Пнин швырнул полотенце в угол и, отвернувшись, с минуту простоял, глядя
в темноту за порогом распахнутой задней двери. Зеленое насекомое, крохотное
и беззвучное, кружило на кружевных крыльях в сиянии яркой голой лампы,
висевшей над лоснистой лысой головою Пнина. Он выглядел очень старым — с
приоткрытым беззубым ртом и пеленою слез, замутившей пустые, немигающие
глаза. Наконец, застонав от мучительного предчувствия, он повернулся к
раковине и, собравшись с силами, глубоко погрузил в воду руку. Осколок
стекла укусил его в палец. Он осторожно вынул разбитый бокал. Прекрасная
чаша была невредима. Взяв свежее кухонное полотенце, Пнин продолжил
хозяйственные труды.
Когда все было вымыто и вытерто, и чаша, отчужденная и безмятежная,
стояла на самой надежной полке буфета, и маленький яркий дом был накрепко
заперт в огромной ночи, Пнин присел за кухонный стол и, достав из его ящика
листок желтоватой макулатурной бумаги, расцепил автоматическое перо и
принялся составлять черновик письма:
"Дорогой Гаген, — писал он ясным и твердым почерком, позвольте мне
ремюзировать (зачеркнуто) резюмировать разговор, состоявшийся нынче ночью.
Должен признаться, он отчасти меня поразил. Если я имел честь правильно вас
понять, вы сказали..."
Глава седьмая
1
Первое мое воспоминание о Тимофее Пнине связано с кусочком угля,
залетевшим мне в левый глаз в весеннее воскресенье 1911 года.

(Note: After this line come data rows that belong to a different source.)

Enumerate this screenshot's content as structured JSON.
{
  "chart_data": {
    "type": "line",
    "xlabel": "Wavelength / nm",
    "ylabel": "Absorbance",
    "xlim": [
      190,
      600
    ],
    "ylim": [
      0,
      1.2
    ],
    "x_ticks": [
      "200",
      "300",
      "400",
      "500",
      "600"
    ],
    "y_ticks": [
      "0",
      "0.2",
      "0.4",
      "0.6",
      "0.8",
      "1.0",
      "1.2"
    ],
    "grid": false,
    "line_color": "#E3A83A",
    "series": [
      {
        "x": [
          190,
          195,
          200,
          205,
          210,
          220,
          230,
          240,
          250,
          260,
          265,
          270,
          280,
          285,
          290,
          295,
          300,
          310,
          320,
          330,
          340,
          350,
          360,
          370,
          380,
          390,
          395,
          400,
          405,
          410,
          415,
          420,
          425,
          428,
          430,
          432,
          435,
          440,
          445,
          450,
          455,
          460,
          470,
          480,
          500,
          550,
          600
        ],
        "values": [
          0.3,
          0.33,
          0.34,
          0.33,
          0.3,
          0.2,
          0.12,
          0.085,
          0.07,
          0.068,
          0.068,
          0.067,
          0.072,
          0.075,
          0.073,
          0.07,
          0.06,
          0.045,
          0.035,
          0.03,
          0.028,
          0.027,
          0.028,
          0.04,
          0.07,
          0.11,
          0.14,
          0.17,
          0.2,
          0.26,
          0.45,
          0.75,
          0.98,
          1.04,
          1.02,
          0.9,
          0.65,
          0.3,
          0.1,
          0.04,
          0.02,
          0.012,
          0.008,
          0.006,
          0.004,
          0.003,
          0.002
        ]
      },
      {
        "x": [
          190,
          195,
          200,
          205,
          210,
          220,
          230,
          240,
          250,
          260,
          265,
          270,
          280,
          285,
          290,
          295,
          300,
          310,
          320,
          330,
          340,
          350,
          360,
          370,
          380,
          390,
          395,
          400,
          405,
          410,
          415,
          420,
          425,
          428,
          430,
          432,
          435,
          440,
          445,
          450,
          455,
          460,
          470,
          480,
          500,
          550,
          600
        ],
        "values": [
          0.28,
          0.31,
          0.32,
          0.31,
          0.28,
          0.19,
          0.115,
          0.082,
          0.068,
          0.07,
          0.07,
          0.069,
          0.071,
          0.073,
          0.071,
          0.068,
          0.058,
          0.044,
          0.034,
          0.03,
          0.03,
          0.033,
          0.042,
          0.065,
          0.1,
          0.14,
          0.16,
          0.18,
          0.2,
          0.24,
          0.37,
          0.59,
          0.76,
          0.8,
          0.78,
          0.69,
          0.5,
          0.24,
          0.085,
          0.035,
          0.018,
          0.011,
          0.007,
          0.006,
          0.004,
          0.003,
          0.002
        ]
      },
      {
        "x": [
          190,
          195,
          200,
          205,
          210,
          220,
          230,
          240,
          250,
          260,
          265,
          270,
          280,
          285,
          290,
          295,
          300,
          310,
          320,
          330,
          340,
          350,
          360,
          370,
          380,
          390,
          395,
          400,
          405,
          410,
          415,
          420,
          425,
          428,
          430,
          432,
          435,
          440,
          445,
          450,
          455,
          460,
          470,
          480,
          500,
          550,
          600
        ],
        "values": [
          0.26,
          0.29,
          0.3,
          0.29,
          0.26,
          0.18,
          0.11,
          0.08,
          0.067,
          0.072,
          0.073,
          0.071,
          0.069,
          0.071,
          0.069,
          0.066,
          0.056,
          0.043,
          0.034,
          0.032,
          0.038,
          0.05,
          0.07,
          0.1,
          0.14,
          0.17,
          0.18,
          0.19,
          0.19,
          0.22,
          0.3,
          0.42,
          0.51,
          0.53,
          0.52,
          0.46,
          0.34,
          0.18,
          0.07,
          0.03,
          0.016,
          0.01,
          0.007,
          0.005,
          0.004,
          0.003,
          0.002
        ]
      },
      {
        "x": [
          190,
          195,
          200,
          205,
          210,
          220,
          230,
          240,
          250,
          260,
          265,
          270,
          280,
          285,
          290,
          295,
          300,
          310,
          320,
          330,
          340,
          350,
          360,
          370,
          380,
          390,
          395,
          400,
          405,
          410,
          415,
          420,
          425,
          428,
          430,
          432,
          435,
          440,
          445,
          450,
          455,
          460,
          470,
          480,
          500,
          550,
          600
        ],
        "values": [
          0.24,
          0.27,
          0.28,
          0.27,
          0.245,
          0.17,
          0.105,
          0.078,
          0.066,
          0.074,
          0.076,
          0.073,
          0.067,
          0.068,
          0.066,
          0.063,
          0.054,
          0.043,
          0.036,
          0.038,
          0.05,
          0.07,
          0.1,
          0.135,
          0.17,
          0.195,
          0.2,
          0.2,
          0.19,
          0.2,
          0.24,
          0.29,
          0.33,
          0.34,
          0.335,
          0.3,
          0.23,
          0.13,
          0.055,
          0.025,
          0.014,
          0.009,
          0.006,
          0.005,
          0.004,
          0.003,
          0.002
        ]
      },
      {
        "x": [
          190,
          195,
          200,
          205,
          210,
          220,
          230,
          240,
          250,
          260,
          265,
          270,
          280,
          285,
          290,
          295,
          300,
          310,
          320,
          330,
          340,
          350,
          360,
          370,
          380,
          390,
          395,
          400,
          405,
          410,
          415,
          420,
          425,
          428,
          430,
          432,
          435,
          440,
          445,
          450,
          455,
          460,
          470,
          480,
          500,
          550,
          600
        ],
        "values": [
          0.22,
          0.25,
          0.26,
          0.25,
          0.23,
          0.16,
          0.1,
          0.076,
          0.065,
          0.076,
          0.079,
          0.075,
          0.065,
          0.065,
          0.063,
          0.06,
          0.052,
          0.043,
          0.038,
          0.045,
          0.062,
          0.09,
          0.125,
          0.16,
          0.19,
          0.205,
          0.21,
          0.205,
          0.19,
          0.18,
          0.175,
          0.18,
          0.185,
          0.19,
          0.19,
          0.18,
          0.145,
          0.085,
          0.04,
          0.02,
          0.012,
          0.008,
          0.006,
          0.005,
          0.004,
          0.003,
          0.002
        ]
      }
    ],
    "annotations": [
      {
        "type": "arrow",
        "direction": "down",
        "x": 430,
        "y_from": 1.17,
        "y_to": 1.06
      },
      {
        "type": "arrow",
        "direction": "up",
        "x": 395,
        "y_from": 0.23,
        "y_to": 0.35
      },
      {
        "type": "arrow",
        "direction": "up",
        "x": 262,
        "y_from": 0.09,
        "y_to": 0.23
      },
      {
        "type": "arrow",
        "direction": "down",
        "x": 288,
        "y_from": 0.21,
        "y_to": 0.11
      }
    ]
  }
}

Стояло одно из тех резких, ветренных, сияющих петербургских утр, когда
последние прозрачные куски ладожского льда уже унесены Невою в залив, и
индиговые волны ее, вздымаясь, плещут в береговой гранит, и причаленные к
стенке огромные буксиры и барки мерно трутся и скрипят, и медь и красное
дерево заякоренных паровых яхт сияют под изменчивым солнцем. Я испытывал
прекрасный новый английский велосипед, подаренный мне на двенадцатый день
рождения, и пока я катил к нашему розоватого камня дому на Морской по
гладкой, ровно паркет, деревянной панели, сознание того, что я серьезнейшим
образом ослушался гувернера, терзало меня меньше, чем зернышко жгучей боли
на крайнем севере моего глазного яблока. Домашние средства вроде
прикладывания ватки, смоченной в холодном чае, или примененья методы,
называемой "три к носу", только ухудшили положение, и когда я назавтра
проснулся, то, что засело под верхним веком, ощущалось как твердый
многогранник, при каждом слезливом моргании погружавшийся на все большую
глубину. В полдень меня свезли к лучшему окулисту, доктору Павлу Пнину.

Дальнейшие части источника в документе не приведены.